论文摘要, Filtering microblogging messages for Social TV, A Bootstrapping Approach to Identifying Relevant Tweets for Social TV

Social TV was named one of the ten most important emerging technologies in 2010 by the MIT Technology Review.

Social Television is a general term for technology that supports communication and social interaction in either the context of watching television, or related to TV content.

Some of these systems allow users to read microblogging messages related to the TV program they are currently watching.

所以这儿讨论的问题就是, 怎么样过滤出真正和TV相关的信息, 最简单的, 而且也是我们一直使用的方法如下,

Current Social TV applications search for these messages by issuing queries to social networks with the full title of the TV program.
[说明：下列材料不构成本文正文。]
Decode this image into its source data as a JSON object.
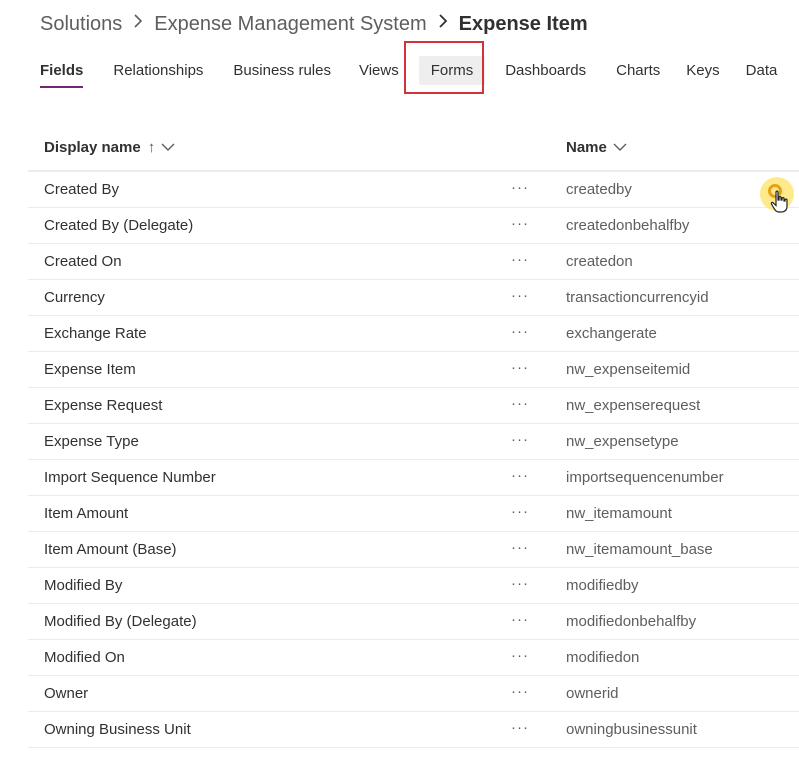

This naive approach can lead to low precision and recall.

举个简单了例子就可以明白, 这个方法为啥precision and recall都很低...

The popular TV show House is an example that results in low precision.
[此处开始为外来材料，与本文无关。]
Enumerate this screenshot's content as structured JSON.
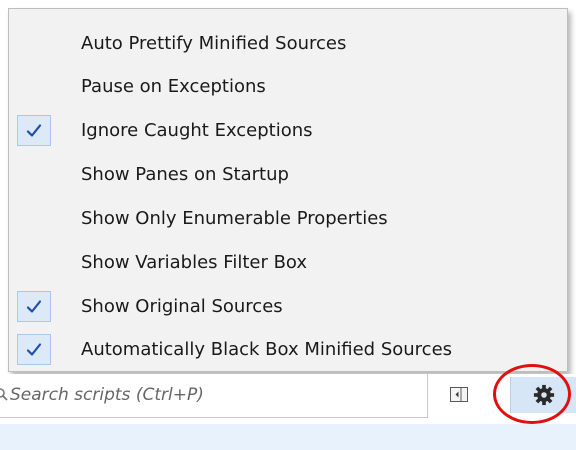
{
  "menu": {
    "items": [
      {
        "label": "Auto Prettify Minified Sources",
        "checked": false
      },
      {
        "label": "Pause on Exceptions",
        "checked": false
      },
      {
        "label": "Ignore Caught Exceptions",
        "checked": true
      },
      {
        "label": "Show Panes on Startup",
        "checked": false
      },
      {
        "label": "Show Only Enumerable Properties",
        "checked": false
      },
      {
        "label": "Show Variables Filter Box",
        "checked": false
      },
      {
        "label": "Show Original Sources",
        "checked": true
      },
      {
        "label": "Automatically Black Box Minified Sources",
        "checked": true
      }
    ]
  },
  "toolbar": {
    "search_placeholder": "Search scripts (Ctrl+P)"
  },
  "icons": {
    "check": "checkmark-icon",
    "search": "magnifier-icon",
    "pane_toggle": "pane-toggle-icon",
    "gear": "gear-icon"
  },
  "colors": {
    "menu_background": "#f2f2f2",
    "check_highlight": "#dceaf8",
    "check_color": "#1f4fa8",
    "gear_highlight": "#d6e6f6",
    "annotation_circle": "#e01010"
  }
}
对于House, 这是个有歧义的词(ambiguous), 除了表示TV节目外, 在不同的语境下有很多其它的用途, 如White House, House of Representatives, building, home, etc. 所以直接搜索House必然是low precision.

Continuing with our example for the show House, there are many messages which do not mention the title of the show but make references to users, hashtags, or even actors and characters related to the show. The problem of low recall is more severe for shows with long titles.
上面说了recall问题对于title比较长的tv非常明显, 很少有人愿意在tweet写全title, 往往会使用缩写.

总结一下, 我们要解决这个问题的挑战如下,
Our task is to retrieve microblogging messages relevant to a given TV show with high precision. Filtering messages from microblogging websites poses several challenges, including:

1. Microblogging messages are short and often lack context. For instance, Twitter messages (tweets) are limited to 140 characters and often contain abbreviated expressions such as hashtags and short URLs.
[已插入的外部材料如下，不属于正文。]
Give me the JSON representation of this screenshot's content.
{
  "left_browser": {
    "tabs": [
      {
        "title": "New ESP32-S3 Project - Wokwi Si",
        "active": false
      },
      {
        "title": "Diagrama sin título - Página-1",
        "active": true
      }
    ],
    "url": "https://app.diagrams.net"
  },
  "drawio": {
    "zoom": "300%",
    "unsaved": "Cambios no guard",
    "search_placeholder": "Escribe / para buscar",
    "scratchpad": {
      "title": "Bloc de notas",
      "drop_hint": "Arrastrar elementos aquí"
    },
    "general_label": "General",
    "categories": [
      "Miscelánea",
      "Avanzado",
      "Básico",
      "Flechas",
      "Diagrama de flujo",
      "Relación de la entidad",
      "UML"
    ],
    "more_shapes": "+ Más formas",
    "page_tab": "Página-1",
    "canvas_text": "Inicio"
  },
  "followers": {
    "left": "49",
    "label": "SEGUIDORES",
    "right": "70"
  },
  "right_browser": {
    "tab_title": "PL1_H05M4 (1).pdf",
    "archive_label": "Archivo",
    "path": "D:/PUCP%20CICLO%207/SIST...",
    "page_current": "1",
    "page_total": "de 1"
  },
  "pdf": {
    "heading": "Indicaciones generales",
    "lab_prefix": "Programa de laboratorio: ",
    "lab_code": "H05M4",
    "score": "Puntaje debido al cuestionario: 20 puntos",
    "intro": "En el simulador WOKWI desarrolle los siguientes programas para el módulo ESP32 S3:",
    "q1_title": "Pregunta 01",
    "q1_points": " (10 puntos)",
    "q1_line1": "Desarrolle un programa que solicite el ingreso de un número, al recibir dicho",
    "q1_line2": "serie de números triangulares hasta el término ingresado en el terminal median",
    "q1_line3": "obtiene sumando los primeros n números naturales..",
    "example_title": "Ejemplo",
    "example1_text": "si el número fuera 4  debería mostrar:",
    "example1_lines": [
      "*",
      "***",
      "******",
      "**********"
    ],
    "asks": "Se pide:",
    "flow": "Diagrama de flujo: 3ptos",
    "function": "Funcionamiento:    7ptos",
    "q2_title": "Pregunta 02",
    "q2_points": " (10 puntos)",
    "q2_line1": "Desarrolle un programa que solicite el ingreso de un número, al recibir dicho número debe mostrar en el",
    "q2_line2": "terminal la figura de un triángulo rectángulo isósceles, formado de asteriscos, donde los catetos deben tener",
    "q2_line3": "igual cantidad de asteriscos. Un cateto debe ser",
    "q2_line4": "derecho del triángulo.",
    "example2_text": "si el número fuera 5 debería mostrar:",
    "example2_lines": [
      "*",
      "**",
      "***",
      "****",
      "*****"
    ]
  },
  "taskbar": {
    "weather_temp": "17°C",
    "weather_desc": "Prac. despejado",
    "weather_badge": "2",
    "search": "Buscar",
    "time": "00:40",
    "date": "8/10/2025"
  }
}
2. Many social media messages lack proper grammatical structure. Also, users of social networks pay little attention to capitalization and punctuation. This makes it difficult to apply natural language processing technologies to parse the text.

3. Many social media websites offer access to their content through search APIs, but most have rate limits. In order to filter messages we first need to collect them by issuing queries to these services. For each show we require a set of queries which provides the best tradeoff between the need to cover as many messages about the show as possible, and the need to respect
the API rate limits imposed by the social network. Such queries could include the title of the show and other related strings such as hashtags and usernames related to the show. Determining which keywords best describe a TV show can be a challenge.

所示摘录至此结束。